Шум докатился до домика Альфонсо. Садовник проснулся в страхе, никогда еще он не слышал ничего подобного: то ли ветер залетел в рот какому-то зверю и полощет ему горло, то ли мельничный жернов выдавливает из кого-то кишки. Собравшись с духом, Альфонсо приблизился к баобабу в мрачном свете луны, покрытой копотью облаков. Ночь как будто прилипла к дереву, делая его похожим на привидение. Узловатые ветви, каждая толщиной со ствол обычного дерева, мешали садовнику рассмотреть: что за зверь засел там, в вышине, птица из далеких краев или, может, белка причудливой породы. Глухой шум тем временем нарастал. Пока Альфонсо кружил возле баобаба, небо затянуло темными тучами, предвестницами грозы. Чуть ли не на самой верхушке дерева садовник наконец разглядел серого кота, который дрожал от ветра и хрипло, безутешно подвывал, как душа, обреченная на вечные муки. При сильных порывах ветра, поднимавших клубы пыли, баобаб покачивался, напоминая огромного спрута. Альфонсо решил, что стал свидетелем чуда, о каких ему не раз рассказывала бабушка в сочельник, при свете камина, когда быль смешивалась с реальностью и от сказок волосы становились дыбом: «В кошку может вселиться душа ведьмы, и тогда она забирается на дерево и плачет, как ребенок».

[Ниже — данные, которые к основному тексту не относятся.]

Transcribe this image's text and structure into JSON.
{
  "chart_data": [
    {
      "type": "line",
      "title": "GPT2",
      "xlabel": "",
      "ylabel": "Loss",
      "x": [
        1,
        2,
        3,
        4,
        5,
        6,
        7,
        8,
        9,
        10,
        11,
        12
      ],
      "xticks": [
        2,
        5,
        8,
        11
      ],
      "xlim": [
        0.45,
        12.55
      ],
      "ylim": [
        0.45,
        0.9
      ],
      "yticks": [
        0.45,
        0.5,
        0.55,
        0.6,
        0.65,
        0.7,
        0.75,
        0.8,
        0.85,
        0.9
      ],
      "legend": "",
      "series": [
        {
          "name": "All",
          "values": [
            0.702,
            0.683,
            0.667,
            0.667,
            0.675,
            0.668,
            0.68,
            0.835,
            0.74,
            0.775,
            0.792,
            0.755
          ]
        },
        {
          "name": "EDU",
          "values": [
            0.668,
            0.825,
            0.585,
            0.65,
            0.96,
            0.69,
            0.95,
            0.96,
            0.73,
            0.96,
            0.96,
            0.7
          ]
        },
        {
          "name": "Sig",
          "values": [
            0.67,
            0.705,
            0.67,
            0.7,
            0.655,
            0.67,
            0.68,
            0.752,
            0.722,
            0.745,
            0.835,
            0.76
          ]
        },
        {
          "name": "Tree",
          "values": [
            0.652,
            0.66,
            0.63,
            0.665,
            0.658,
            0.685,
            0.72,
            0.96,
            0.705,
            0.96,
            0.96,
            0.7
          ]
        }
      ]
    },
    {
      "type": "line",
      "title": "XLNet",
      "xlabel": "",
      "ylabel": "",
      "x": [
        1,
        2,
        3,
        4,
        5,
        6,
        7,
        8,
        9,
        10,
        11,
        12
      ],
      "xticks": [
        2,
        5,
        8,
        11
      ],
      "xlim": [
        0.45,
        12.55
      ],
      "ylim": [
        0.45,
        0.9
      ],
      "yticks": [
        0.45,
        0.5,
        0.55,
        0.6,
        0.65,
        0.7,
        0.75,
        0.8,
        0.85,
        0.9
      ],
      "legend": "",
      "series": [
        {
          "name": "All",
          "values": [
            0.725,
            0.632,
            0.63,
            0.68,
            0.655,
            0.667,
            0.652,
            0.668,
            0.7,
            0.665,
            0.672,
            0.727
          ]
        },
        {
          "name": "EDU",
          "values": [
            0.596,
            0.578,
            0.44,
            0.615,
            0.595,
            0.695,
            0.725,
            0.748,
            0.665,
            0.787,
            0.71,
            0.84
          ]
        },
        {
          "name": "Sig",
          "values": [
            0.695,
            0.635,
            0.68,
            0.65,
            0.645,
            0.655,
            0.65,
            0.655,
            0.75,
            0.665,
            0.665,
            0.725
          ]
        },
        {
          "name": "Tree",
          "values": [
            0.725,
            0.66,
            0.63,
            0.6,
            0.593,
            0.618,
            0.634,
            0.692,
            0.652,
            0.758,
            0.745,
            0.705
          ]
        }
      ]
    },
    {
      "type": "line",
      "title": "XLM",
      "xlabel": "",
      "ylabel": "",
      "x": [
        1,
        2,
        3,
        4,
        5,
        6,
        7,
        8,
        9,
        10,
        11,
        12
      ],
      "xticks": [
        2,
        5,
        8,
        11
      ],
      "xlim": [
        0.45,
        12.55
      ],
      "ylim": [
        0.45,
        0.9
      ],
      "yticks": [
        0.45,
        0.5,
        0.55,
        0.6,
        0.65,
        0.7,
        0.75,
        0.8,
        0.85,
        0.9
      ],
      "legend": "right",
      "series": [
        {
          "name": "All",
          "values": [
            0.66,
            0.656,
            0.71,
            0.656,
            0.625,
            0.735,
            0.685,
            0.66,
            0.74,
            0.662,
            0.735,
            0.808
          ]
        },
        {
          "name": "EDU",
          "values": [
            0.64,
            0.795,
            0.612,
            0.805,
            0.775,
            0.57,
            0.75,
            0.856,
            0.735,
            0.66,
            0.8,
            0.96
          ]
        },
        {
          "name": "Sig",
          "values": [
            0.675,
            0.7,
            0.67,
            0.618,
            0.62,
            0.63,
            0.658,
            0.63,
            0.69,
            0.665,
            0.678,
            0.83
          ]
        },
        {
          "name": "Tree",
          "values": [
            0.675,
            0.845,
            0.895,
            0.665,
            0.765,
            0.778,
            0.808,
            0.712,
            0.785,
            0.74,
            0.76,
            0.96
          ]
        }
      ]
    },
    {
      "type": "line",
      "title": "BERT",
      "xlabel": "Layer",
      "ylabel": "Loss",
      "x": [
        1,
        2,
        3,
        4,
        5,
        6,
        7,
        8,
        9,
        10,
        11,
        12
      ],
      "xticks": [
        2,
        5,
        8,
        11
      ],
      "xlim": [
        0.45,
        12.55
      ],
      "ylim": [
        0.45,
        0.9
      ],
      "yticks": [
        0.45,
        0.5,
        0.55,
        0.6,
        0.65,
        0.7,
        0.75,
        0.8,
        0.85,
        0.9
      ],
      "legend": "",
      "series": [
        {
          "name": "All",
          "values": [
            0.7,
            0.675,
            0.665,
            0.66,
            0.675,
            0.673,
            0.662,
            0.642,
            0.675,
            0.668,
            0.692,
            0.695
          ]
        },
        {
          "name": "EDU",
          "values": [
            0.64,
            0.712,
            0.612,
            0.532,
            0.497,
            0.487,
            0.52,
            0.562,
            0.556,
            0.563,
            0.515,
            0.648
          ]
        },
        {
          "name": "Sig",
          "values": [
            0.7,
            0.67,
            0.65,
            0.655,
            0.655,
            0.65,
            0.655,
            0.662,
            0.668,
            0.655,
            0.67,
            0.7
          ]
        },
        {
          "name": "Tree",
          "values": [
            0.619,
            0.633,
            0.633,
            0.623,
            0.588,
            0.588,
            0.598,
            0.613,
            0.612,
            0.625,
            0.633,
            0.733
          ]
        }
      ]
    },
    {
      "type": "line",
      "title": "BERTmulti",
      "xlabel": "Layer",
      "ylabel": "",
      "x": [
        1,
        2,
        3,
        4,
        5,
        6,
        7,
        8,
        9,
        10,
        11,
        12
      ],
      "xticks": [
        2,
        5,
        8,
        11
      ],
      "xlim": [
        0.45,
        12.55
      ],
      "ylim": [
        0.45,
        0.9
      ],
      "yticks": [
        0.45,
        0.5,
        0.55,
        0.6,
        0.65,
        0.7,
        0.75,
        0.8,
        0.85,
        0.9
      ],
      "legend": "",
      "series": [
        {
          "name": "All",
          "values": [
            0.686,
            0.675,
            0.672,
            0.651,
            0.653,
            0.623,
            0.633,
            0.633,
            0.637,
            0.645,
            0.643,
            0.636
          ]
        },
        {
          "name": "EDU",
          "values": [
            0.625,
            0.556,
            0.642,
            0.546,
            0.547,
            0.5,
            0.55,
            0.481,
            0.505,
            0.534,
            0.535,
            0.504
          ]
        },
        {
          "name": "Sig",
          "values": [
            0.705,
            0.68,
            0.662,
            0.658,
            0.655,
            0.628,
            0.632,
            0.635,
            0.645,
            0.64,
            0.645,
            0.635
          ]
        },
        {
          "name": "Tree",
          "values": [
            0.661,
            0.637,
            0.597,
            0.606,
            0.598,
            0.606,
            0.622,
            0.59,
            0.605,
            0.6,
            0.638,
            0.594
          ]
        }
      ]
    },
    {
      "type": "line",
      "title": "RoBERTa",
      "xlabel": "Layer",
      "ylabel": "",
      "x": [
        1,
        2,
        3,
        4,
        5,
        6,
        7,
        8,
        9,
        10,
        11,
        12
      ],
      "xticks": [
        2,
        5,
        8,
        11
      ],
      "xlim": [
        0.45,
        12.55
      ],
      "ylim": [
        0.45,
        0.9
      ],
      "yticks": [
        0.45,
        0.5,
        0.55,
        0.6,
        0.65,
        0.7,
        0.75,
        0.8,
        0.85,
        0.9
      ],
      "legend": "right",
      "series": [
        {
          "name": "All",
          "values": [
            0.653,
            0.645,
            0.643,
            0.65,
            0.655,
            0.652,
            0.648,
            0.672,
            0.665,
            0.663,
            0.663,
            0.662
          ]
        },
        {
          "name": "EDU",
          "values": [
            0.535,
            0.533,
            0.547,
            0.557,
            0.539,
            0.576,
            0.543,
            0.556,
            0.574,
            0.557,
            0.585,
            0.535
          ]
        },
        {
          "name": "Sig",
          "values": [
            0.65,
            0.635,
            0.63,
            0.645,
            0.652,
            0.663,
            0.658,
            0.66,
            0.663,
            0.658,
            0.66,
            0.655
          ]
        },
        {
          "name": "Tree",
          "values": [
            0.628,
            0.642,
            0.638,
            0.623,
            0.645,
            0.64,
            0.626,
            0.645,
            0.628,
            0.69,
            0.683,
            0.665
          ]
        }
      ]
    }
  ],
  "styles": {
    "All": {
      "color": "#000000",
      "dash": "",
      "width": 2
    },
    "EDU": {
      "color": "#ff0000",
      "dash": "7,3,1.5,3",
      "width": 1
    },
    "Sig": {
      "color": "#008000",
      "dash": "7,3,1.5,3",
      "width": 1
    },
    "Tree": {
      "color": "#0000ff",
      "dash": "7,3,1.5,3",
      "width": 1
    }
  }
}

У Альфонсо затряслись поджилки. Глаза серого кота на баобабе светились красным огнем. Мяуканье сливалось с ревом бури, пробирая до самого сердца. Нужно было немедленно действовать, как учила бабушка: «Чтобы выяснить, одержим ли бесом кот, сидящий на дереве, надо воткнуть в ствол дерева нож, ровно под кошачьими лапами».

Казалось, что с минуты на минуту начнется ураган. Альфонсо метнулся на кухню, схватил длинный, остро отточенный нож и вернулся к баобабу, сгибающемуся под мощными струями дождя. Надрывное мяуканье перекрывало шум грозы, ветер слепил, комкал и смешивал все вокруг. Кот путался в собственном хвосте.

«Когда воткнешь в дерево нож, то если кот одержим ведьмой, он начнет говорить с тобой человеческим голосом и просить о помощи. Ты сможешь освободить ведьму, вытащив нож, а если оставишь его в стволе, ведьма погибнет в страшных мучениях».

Альфонсо приблизился к баобабу, сверкающему от капель дождя, занес отточенный клинок, глянул на ветви, сплетенные, подобно лопастям веялки, и, когда кот уже, казалось, был готов броситься на него и впиться своими острыми когтями, по самую рукоятку вонзил нож в мягкую кору. Как только сталь проникла в древесину, ветер стих, буря как будто стала успокаиваться. Альфонсо уставился наверх. В безмятежных ветвях баобаба кот, охваченный страхом, вытянул шею, скорчился, будто стремясь освободиться от инородного тела, вытаращил глаза, забился в конвульсиях и, как пули из автомата, стал выплевывать слова, громко и отчетливо. Голосом маленькой девочки он завопил:

– Спаси меня, спаси!

Мороз прошел по коже садовника. Такое никому не расскажешь, за сумасшедшего примут. С неба вновь обрушились потоки дождя и града. Чудовищный рокот сопровождал человеческие слова, которые на глазах Альфонсо произносил кот:

– Вытащи нож из моего тела! Освободи меня, проклятый смертный! Оставь меня в покое, или тысячи несчастий обрушатся на твою ничтожную жизнь!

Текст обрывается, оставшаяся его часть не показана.